Journalism is a battlefield in which desires, myth and reality clash. Journalists and the rest of society have in mind the ideal of objective, credible information which constitutes the foundation of justice and democracy. This ideal attracts many to the profession, with their desire to be useful to society.
However, under the same banner ride others who use it to help friends, harm rivals and grow rich. A public megaphone provides great power, and that power demands responsibility and gives rise to temptation. And so, beyond the ideal, beyond the myths, the reality is that Greeks are the world’s most suspicious consumers of news, with only 18 percent expecting their media to inform them correctly on domestic politics (Pew Research Report, 2018).
This lack of trust has deep roots. Our traditional political divisions and the entanglement of media and journalists with business and political interests have been compounded by the fragmentation of the political and media scenes in the internet age. And so most of us believe that our media serve interests and have selfish motives. We see some people using journalism for self-promotion and to serve business and political clientele.
When news is turned into a theater where “good” and “evil” clash, and when society tolerates this, it is natural that selective, partisan information will result, with its hyperbole and omissions. Then, some media stars will succumb to the temptations of power and to a narcissistic activism which turns them into news items, which makes them political players and leaders of crusades that have nothing to do with keeping the public informed.
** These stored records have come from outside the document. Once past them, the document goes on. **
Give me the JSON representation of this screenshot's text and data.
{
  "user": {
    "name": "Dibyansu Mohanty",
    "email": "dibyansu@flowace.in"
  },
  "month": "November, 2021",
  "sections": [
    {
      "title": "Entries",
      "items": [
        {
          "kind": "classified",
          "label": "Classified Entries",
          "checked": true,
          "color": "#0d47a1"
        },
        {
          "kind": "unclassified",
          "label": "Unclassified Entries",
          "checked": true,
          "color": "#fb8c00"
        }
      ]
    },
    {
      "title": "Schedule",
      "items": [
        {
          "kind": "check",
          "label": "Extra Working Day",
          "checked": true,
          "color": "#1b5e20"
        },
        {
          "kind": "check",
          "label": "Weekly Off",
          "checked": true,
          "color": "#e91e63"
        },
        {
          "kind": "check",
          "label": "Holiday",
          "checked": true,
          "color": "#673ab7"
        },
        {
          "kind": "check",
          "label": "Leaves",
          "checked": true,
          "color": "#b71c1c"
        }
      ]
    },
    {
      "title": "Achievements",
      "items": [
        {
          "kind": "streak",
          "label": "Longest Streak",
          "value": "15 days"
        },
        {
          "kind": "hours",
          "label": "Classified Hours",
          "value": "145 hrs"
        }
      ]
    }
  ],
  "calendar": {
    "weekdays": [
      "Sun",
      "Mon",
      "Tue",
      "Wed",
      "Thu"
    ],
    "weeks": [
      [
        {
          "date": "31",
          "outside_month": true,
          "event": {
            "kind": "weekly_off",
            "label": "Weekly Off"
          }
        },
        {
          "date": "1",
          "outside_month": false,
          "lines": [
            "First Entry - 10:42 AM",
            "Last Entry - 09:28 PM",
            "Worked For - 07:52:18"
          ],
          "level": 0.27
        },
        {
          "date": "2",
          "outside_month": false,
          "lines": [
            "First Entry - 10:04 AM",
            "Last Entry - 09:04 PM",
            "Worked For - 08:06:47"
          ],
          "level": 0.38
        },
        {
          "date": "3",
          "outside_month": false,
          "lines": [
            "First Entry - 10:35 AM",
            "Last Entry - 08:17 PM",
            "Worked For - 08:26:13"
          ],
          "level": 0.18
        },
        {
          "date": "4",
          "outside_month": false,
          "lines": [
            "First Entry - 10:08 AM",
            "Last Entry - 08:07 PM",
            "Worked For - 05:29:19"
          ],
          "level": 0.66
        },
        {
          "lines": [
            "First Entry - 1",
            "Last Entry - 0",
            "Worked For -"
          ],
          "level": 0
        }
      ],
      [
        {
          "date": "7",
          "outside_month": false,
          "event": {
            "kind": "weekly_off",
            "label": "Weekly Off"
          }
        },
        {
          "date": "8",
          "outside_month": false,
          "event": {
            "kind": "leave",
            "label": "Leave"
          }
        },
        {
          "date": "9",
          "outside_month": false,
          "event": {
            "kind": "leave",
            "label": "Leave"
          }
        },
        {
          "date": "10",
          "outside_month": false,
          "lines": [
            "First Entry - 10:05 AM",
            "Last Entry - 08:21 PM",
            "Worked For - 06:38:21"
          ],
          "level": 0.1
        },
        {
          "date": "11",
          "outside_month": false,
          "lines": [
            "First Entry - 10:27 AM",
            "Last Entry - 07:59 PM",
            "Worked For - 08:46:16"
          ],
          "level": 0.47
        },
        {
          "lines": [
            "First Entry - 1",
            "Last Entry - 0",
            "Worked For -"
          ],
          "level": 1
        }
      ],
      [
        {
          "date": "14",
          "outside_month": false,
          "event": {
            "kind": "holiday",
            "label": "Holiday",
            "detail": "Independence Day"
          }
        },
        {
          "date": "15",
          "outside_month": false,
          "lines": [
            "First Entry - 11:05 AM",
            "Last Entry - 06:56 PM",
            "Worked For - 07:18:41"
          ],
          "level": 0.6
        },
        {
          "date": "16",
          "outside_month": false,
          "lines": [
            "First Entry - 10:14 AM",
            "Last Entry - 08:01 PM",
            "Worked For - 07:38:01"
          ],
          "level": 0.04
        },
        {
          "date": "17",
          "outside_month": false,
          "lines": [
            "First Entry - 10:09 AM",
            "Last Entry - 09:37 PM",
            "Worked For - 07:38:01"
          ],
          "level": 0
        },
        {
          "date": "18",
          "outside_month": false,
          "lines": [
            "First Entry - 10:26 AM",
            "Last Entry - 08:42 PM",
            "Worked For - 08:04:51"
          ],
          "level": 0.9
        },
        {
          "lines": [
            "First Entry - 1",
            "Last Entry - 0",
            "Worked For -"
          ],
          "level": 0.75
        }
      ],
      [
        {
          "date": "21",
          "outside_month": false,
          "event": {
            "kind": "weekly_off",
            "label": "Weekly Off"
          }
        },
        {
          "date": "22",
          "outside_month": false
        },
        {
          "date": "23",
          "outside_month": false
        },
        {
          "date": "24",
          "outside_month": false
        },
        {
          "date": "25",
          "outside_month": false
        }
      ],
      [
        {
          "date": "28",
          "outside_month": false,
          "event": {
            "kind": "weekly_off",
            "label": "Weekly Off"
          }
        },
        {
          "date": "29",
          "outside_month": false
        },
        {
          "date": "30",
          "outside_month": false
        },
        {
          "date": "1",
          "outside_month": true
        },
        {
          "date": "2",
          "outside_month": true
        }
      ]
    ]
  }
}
Examples of people who have exploited their power as journalists are varied and traumatic. But information is too important for us to declare that “journalists are all the same” and to seek refuge in media that match our personal convictions.
We cannot expect laws or “the market” to solve the problem. As citizens, we ought to know that credible information is a matter of life or death for society. We need to apply strict criteria to distinguish the demagogues and selfish individuals from those who struggle to strengthen society with knowledge and understanding. In democracy, this choice is the citizens’ responsibility.